The St. Louis project envisions peeling off a major chunk of Asian air-cargo traffic, specifically from China, and diverting it to St. Louis. Greg Lindsay, author of a book on the aerotropolis concept, told the St. Louis Post-Dispatch that some trade from China could be diverted, but only until the subsidies expire.

McKenna says cargo hubs work like passenger hubs. They are most efficient and offer the highest value when cargoes are bound for multiple destinations and the planes needed to carry the items are located in relatively close proximity.

“To think you would get them to break out the Asian stuff, or just the China stuff, and incentivize them to aggregate that in St. Louis doesn’t make any sense,” McKenna said. “It’s not going to happen. … Missouri taxpayers should be very concerned about this.”

A few years ago, Kansas City officials studied ways to build up KCI’s cargo operation. McKenna said a big problem was the lack of cargo for the return trip to Asia, since no carrier wants to fly back empty.

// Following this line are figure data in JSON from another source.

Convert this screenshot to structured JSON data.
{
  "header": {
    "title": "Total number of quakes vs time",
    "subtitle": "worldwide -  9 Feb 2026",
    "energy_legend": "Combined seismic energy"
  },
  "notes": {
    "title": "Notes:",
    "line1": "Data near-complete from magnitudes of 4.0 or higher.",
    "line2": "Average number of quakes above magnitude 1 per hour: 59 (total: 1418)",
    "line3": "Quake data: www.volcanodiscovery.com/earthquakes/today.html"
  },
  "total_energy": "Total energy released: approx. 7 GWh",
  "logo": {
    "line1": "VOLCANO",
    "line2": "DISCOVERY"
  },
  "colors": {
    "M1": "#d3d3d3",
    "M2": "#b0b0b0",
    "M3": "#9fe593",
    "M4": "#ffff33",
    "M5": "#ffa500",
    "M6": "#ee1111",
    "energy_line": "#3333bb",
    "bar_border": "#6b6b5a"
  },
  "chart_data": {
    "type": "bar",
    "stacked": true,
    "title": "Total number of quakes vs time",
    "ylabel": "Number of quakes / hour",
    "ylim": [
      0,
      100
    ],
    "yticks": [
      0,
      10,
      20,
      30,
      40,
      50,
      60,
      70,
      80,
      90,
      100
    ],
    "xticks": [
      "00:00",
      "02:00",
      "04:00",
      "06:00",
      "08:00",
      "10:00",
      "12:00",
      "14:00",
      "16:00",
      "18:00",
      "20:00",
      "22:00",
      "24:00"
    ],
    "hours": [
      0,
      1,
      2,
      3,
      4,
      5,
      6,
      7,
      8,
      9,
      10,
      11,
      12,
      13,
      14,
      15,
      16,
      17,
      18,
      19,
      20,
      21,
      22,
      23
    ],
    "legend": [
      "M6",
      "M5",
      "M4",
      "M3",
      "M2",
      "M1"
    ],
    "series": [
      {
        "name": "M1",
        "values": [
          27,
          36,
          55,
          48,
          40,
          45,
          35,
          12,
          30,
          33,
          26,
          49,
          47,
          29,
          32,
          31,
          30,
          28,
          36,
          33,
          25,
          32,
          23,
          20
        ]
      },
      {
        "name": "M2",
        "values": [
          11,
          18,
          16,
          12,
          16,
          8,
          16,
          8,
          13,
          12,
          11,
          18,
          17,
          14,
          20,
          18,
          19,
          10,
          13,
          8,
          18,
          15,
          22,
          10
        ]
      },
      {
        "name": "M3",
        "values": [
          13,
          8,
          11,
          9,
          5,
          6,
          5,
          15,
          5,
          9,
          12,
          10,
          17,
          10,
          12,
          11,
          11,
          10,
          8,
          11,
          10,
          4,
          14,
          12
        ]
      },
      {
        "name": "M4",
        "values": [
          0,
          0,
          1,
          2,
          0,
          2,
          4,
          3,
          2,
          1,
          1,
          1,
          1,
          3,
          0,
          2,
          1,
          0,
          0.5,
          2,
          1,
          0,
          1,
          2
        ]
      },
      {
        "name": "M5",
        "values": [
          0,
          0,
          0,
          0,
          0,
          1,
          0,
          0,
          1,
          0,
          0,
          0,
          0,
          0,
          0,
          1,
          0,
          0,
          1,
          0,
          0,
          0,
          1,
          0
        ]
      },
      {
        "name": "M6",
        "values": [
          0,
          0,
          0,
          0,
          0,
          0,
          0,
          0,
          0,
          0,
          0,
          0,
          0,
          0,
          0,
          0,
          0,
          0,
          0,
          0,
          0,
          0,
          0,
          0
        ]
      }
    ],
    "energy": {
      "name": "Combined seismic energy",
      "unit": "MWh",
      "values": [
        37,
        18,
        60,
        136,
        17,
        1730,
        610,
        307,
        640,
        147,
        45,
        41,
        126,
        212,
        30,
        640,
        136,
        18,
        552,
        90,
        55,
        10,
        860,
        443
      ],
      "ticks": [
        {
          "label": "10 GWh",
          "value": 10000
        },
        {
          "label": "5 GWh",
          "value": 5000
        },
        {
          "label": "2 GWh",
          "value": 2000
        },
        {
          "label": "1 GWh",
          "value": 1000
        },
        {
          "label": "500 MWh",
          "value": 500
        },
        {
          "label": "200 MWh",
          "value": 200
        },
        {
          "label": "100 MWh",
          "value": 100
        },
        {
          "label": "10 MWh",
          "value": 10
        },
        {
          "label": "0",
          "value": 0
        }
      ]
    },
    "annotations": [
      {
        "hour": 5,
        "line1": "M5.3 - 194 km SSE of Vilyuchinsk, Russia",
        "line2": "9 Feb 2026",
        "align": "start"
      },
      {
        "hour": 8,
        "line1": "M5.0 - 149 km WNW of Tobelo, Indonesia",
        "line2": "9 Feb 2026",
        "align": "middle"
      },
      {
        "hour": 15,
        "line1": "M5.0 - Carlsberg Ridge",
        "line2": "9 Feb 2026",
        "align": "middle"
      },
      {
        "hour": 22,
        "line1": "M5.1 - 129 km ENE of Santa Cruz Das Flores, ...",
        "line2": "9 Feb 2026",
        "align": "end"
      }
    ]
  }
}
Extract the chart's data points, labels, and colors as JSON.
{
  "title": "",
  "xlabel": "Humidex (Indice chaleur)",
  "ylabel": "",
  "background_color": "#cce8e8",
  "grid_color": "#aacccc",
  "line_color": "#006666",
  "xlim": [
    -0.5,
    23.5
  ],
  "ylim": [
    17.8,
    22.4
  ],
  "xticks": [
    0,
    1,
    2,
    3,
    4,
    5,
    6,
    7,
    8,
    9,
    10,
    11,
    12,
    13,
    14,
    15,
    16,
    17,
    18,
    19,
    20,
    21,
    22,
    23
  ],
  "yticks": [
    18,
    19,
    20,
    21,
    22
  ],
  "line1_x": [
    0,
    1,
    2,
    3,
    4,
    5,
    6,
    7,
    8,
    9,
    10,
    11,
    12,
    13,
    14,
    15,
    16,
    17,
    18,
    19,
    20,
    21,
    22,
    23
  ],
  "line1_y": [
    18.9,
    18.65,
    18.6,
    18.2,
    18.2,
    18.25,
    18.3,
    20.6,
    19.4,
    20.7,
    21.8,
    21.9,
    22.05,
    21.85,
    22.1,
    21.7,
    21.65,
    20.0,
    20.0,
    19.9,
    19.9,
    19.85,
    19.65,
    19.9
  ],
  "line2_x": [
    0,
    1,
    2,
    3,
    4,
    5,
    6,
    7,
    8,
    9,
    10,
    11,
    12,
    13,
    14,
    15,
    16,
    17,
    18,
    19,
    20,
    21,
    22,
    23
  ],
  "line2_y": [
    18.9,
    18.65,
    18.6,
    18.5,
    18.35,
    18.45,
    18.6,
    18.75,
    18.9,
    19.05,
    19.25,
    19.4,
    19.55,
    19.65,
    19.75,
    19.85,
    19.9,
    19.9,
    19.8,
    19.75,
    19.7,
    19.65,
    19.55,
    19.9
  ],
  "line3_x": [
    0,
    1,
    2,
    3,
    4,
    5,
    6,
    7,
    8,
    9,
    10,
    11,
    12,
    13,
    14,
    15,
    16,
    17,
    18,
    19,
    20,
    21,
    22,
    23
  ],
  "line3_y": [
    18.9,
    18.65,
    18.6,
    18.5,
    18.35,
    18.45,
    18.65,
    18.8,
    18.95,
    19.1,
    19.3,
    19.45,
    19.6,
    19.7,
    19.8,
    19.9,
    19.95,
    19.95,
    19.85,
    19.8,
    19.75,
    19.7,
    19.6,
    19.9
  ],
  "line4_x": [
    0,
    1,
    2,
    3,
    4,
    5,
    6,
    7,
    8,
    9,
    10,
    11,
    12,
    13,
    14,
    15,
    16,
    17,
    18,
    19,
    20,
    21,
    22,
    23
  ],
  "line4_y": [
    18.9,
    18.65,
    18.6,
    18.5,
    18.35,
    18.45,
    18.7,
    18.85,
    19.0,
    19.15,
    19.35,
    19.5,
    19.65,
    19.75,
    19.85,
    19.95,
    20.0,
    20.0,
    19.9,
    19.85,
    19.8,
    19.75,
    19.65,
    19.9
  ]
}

Schmitt says the freight forwarders who would take advantage of the aerotropolis tax credit would provide those return loads. But if McKenna is right and they remain at major hubs like Chicago — where shipment networks are already well-developed — then the return loads won’t materialize. At that point, the tax-credit package simply looks like a massive subsidy by all Missouri taxpayers for development near the St. Louis airport.

That may have some merit and important spin-offs in the eastern part of the state. But the sheer size of the package is eyebrow-raising, given that a tax credit is the same as outright spending from the point of view of the state budget. The treasury is still short the money.

The economic development package contains several meritorious provisions, notably incentives for Missouri’s science and technology industries, including data storage. But the St. Louis aerotropolis proposal raises major questions and seems more dubious the closer one looks.